The first step is to open it up and see what we have to work with.

I want to use the keyboard eventually but almost all the pins of my Arduino Uno are already taken by the motor shield, so for now I won't use the keyboard.

I am lucky that the steppers are 5V, so they might run directly from the motor shield without the need for an extra power adapter.

Step 2: The Wiring

I tried all possible wiring options and the motors didn't ran smooth and the shield still ran very hot. Then I found out that the cheap motor shield I used had a soldering point that shorted with the shielding of the USB port on the Arduino Uno. A piece of electrical tape solved all my problems and the right pin setting was easily found.

I tried to find wires in the right colors and marked them X and Y motor so I wouldn't mess them up.

Step 3: The Sketch (code)

I downloaded the motor shield Library from Adafruit and installed it in the Arduino folder.

First I tried to draw a square with an Adafruit sketch and tried the different settings.

Now it was time to design all the letters.

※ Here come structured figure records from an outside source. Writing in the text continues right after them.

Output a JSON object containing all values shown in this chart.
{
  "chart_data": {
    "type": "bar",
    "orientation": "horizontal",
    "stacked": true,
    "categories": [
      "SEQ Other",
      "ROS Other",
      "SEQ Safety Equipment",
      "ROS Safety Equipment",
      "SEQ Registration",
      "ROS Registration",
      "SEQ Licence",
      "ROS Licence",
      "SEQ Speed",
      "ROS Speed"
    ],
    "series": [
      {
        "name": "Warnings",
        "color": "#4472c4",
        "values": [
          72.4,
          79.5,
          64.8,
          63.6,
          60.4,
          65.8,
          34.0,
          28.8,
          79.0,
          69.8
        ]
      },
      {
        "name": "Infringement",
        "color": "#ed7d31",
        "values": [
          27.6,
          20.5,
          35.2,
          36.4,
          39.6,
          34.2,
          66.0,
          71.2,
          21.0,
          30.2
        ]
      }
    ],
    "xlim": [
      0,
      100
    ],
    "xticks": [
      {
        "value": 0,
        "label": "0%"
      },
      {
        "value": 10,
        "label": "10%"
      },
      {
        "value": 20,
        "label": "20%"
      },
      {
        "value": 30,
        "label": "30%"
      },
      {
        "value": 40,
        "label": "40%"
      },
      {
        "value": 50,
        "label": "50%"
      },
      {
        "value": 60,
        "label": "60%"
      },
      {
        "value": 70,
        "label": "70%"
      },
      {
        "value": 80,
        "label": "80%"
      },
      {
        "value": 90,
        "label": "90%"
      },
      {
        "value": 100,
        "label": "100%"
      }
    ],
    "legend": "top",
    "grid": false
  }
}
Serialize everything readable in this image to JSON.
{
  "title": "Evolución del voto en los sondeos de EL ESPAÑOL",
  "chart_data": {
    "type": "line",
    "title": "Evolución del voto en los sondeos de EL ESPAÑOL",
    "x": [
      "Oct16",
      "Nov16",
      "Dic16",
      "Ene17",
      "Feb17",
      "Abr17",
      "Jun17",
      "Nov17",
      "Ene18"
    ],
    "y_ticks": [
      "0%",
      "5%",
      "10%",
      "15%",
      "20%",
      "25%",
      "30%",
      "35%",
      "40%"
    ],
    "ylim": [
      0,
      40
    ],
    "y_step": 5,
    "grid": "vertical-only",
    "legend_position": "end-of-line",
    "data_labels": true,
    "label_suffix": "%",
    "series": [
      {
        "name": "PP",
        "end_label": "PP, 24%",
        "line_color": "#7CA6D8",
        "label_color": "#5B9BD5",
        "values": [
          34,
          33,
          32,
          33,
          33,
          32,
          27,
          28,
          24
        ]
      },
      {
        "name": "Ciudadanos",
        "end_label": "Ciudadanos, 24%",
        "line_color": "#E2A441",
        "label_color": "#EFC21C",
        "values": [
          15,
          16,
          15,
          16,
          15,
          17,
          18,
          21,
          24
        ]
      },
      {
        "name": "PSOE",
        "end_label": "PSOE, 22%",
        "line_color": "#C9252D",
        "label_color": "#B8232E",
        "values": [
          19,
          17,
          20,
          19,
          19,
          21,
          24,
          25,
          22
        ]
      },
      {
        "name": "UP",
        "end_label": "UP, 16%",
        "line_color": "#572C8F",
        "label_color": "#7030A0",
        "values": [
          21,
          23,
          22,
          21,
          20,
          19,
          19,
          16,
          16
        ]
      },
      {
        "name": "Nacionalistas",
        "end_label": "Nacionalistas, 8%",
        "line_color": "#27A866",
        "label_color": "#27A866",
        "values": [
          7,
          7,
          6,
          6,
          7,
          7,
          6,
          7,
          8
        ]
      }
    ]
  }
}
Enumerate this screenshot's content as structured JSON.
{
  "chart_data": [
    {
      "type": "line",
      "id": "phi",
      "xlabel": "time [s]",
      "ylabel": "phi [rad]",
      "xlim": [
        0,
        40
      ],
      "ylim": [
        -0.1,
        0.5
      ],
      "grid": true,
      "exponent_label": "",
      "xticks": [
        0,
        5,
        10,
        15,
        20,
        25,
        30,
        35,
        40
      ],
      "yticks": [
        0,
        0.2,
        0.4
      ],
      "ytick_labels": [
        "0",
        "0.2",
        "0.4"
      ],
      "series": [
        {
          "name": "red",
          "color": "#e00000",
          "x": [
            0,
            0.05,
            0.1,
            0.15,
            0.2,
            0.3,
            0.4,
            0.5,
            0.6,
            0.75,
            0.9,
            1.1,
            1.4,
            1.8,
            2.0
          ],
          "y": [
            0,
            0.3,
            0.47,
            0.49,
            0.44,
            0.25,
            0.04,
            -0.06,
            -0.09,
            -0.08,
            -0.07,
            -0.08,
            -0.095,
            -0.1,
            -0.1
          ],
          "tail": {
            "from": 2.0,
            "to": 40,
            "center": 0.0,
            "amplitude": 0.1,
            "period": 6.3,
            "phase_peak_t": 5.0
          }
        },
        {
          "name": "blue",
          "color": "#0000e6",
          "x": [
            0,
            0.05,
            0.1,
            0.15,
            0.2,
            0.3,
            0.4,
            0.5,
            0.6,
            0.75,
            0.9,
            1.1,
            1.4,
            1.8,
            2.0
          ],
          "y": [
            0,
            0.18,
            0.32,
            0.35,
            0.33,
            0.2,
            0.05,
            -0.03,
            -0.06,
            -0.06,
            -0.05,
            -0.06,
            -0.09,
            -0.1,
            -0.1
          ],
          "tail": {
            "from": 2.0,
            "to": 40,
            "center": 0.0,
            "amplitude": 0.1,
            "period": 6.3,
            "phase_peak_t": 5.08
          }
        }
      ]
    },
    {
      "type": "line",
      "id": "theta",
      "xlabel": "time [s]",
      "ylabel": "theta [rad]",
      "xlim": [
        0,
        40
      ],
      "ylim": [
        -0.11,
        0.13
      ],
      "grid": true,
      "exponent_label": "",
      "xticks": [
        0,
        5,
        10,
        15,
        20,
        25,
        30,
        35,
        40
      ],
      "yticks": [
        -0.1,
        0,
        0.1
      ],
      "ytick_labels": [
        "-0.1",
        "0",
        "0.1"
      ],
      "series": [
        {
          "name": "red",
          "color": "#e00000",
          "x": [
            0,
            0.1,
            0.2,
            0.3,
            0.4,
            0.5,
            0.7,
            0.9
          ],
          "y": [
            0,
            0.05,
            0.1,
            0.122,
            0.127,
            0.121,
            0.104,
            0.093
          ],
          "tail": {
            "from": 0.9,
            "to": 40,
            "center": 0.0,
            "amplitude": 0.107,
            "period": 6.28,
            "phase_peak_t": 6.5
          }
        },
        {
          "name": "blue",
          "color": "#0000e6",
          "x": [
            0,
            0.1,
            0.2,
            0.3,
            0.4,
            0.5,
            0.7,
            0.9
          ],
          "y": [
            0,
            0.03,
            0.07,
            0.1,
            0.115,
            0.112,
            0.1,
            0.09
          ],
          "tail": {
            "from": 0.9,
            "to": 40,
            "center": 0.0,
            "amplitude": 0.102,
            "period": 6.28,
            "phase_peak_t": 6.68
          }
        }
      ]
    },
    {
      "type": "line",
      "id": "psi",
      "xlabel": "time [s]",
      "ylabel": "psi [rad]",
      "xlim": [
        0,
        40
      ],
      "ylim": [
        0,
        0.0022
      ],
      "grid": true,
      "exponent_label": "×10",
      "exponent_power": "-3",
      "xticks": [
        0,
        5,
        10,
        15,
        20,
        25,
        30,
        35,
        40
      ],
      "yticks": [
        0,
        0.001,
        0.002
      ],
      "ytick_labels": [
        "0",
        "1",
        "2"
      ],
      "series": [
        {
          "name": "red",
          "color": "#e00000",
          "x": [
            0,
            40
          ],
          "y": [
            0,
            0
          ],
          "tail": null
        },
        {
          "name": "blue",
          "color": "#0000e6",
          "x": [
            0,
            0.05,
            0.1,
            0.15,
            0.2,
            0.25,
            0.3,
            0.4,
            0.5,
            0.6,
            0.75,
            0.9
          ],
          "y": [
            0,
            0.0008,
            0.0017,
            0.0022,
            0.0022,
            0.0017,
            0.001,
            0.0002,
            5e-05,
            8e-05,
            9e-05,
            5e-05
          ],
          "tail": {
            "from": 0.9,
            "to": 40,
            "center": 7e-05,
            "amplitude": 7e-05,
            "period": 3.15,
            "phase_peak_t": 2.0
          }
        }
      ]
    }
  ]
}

I made a different sub-routine for every letter. I draw them all with straight lines. (because curves are hard and I like the retro 8-bit design of the square lettering)

I drew the letters on a 5 x 3 or 5 x 5 grid. (in my head)

If you want to write a tekst, you simply call the sub-routines in the void setup() like this:

To write WELCOME, you put this in the void setup(){ w(); e(); l(); c(); o(); m(); e(); }

Step 4: Add the Marker

You can simply use some tape to add the marker to the writing head, but I have a lasercutter, so I will use it :)

I designed a simple holder that I can bolt to the head and attach the pen with a rubber band.

Step 5: Add the Arduino

Until now I didn't damage anything on the original NC-scriber so it felt a bit wrong to drill holes in it to screw the arduino on. A rubber band did the trick. Later on when I add the keyboard back on, I might 3d-print or lasercut a nice attachment for the Arduino.

Step 6: Try to Write

The pen lifting mechanism on the NC-scriber is made to write on a horizontal surface and doesn't work on the whiteboard. At first I solved this by simply pushing on the pen when it needed to write and let go when it needs to lift. There are pauses in the code to give you time for this. Because the pen is moving when you need to hold it, this didn't give good results.

So now I do it the other way around; You tilt the hole scriber a little when you don't need to write. This works great, except with the letter J. All other letters start writing in the left top corner. The letter J starts with NOT writing in the left top corner, so I did mess it up several times.

Step 7: Writing

It is still a bit hard to write the sketch in the sub-routine letters, but that will be solved when the V2 motor shield arrives and I can add the keyboard again.

My whiteboard definitely looks neater, so let the classes begin!